- Born: 17 November 1964 Wajir, Kenya
- Died: 14 July 2011 (aged 46) Nairobi, Kenya
- Resting place: Nairobi, Kenya
- Occupation: Activist
- Children: 4 Children
- Awards: Right Livelihood Award (2007)

= Dekha Ibrahim Abdi =

Kenyan peace activist

Dekha Ibrahim Abdi (Deeqa Ibraahim Cabdi, 17 November 1964 – 14 July 2011) was a Kenyan peace activist based in Mombasa, Kenya. She worked as a consultant to government and civil society organisations. She was of Somali ethnicity.

==Personal life==
Dekha was born on 17 November 1964 in Wajir. She was married to Dr. Hassan Nurrow Abdirahman with whom she had four children. The couple divorced in 2007 and in 2009, she married Abdinoor, a Kenyan Somali ophthalmologist.

==Career==
Dekha was a trustee of Coalition for Peace in Africa (COPA) and of NOMADIC, a pastoralist organisation based in Wajir. She was also a founding member of the Wajir Peace and Development Committee, the Coalition for Peace in Africa, ACTION (Action for Conflict Transformation), and the Peace and Regeneration Oasis (PRO).
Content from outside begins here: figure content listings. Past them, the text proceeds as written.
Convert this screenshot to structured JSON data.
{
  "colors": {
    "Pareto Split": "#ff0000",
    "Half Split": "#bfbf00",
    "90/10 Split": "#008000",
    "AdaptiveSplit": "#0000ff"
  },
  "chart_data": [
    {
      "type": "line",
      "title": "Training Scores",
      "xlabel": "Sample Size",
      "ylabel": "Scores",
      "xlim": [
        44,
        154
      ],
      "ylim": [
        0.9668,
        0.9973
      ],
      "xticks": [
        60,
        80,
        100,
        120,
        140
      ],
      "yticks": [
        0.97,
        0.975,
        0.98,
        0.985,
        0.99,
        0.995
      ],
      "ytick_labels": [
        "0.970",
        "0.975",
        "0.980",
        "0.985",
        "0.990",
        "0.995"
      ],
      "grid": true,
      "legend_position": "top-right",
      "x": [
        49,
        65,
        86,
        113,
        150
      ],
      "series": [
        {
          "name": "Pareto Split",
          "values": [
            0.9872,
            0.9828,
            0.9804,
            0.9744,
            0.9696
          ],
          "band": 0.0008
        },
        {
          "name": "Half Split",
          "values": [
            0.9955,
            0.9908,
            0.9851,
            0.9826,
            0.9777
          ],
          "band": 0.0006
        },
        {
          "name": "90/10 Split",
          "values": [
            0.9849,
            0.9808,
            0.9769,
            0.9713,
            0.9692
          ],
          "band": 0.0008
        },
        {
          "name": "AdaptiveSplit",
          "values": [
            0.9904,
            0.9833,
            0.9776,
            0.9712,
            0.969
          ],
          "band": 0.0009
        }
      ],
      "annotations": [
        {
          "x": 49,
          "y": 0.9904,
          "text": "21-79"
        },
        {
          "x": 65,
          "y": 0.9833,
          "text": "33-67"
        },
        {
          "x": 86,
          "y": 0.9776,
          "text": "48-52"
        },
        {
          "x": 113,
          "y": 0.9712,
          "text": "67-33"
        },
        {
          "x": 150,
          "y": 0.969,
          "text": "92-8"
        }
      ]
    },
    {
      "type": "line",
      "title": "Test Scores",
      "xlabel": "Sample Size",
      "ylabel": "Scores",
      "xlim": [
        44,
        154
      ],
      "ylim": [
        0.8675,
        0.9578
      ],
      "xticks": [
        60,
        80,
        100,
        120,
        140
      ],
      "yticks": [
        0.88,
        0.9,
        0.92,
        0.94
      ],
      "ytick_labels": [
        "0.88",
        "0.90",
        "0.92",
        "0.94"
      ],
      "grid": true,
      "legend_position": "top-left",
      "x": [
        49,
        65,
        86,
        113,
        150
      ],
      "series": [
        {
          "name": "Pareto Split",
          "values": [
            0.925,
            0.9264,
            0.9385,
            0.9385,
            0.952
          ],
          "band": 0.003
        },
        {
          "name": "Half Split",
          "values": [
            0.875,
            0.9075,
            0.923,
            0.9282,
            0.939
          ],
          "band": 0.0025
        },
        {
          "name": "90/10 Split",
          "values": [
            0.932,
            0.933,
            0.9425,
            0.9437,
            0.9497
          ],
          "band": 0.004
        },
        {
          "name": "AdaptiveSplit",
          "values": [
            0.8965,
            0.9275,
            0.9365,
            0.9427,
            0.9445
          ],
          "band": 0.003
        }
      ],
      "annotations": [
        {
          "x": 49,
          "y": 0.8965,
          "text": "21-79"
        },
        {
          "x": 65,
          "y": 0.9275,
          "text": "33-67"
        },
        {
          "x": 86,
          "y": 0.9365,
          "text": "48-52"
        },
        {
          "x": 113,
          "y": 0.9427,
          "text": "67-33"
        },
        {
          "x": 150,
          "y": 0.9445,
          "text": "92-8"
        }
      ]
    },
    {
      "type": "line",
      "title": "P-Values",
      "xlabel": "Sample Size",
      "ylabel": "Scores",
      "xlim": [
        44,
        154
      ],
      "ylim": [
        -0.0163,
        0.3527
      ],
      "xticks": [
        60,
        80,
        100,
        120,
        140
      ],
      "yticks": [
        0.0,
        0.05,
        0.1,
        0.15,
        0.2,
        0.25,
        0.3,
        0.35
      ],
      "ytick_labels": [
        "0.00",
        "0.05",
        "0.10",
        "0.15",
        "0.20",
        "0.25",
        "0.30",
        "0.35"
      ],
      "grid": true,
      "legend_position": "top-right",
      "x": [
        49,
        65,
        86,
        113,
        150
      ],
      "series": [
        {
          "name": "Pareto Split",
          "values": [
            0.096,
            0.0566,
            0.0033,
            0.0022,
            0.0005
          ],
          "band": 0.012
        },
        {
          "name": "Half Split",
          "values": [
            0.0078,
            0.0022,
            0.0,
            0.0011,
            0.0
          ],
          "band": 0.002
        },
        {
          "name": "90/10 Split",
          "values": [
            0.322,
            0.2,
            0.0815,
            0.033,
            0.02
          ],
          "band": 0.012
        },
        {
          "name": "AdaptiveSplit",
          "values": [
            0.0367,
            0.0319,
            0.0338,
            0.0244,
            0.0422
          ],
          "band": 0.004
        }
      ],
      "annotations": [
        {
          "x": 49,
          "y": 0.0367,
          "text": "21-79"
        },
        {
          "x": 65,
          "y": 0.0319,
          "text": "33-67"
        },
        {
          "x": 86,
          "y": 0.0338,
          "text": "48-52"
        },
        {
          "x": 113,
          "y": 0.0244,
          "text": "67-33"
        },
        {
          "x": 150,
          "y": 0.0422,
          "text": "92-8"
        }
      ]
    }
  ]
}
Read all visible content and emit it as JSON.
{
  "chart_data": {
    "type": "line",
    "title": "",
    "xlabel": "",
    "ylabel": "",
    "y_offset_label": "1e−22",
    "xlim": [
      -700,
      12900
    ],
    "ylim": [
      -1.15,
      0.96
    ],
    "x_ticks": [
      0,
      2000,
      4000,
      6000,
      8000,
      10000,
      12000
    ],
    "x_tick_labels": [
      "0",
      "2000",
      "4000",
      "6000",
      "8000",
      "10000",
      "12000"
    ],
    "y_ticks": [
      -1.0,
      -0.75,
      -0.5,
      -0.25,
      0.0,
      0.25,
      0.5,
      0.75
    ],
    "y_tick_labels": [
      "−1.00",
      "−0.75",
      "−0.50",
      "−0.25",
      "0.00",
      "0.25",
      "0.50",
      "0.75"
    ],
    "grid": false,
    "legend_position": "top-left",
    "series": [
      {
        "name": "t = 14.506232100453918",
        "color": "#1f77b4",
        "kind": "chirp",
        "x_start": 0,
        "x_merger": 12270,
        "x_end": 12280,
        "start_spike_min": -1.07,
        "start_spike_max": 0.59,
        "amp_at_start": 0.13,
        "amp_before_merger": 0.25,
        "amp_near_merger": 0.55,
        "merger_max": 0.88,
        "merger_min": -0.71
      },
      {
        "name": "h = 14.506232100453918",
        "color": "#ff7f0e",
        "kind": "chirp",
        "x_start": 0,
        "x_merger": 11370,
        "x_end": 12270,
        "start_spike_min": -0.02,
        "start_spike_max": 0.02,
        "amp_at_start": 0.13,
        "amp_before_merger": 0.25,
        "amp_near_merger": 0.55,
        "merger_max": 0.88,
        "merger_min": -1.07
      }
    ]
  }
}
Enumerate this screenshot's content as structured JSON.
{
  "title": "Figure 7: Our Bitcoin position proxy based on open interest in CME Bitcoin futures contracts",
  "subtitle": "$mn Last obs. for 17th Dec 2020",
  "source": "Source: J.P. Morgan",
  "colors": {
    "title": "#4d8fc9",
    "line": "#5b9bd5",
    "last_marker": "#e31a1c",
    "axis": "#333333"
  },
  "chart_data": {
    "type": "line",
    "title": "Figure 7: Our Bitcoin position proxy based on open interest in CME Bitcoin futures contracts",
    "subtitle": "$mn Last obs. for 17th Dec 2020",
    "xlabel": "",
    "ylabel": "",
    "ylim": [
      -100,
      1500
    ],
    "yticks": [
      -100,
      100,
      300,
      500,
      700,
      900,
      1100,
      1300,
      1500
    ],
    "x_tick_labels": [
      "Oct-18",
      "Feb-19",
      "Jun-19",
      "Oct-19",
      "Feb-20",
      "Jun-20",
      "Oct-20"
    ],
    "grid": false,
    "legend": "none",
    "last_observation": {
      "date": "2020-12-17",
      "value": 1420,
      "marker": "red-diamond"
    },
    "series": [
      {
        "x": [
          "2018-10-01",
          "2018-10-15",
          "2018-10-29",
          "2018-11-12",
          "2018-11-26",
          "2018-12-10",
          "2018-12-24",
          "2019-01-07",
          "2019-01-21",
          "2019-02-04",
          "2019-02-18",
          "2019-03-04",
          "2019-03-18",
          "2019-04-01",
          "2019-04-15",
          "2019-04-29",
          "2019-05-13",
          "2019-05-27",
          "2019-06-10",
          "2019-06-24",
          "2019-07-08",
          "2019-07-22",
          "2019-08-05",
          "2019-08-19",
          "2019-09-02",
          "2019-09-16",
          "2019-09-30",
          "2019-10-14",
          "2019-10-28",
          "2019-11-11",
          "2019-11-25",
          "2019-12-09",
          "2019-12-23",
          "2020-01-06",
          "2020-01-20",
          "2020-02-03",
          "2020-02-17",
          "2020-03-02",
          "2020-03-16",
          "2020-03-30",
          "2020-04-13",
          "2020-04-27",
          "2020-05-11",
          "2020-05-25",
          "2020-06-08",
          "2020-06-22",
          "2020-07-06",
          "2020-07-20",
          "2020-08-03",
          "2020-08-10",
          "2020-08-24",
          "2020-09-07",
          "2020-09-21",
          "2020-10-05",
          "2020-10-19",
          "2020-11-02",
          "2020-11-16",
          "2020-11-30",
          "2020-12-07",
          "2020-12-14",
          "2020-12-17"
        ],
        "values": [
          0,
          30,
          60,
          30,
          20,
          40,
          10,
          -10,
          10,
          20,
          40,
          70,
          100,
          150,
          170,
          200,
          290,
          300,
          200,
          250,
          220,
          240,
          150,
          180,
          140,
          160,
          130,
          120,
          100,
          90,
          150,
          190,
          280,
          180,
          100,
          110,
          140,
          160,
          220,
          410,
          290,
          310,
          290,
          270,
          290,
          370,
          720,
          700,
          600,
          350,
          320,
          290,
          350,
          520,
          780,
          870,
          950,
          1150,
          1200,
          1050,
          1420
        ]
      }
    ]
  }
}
Dekha worked as a consultant trainer on peacebuilding and pastoralists' development with many local and international agencies in various countries, including Cambodia, Jordan, Ethiopia, Somalia, South Africa, Netherlands, Israel, Palestine, Zimbabwe, the UK, Uganda and Kenya. She was also an Associate of Responding to Conflict and previously worked as RTC's Trainer and Learning Coordinator. Some of her mediation and peacebuilding insights can be read up in the book "Mediation and Governance in Fragile Contexts: Small Steps to Peace" that was published in 2019. Audio clips of interviews of 2010 and 2011 with Dekha can be found online.

==Awards==
In 2007, Dekha was honoured with the Right Livelihood Award. The Jury commended her "for showing in diverse ethnic and cultural situations how religious and other differences can be reconciled, even after violent conflict, and knitted together through a cooperative process that leads to peace and development".

She was also honoured with Gernika´s Peace and Reconciliation Prize in 2008 (Basque Country) and Hessian Peace Prize of Germany in 2009.

==Death==
On 7 July 2011, Dekha, her husband Abdinoor, and their driver were on their way to a peace conference in Garissa, when their car crashed into a truck. Her husband and driver died instantly. Dekha sustained heavy injuries and was airlifted to Nairobi. She died shortly afterwards at the Aga Khan Hospital at 11.45 am, 14 July 2011. She was 46 years old.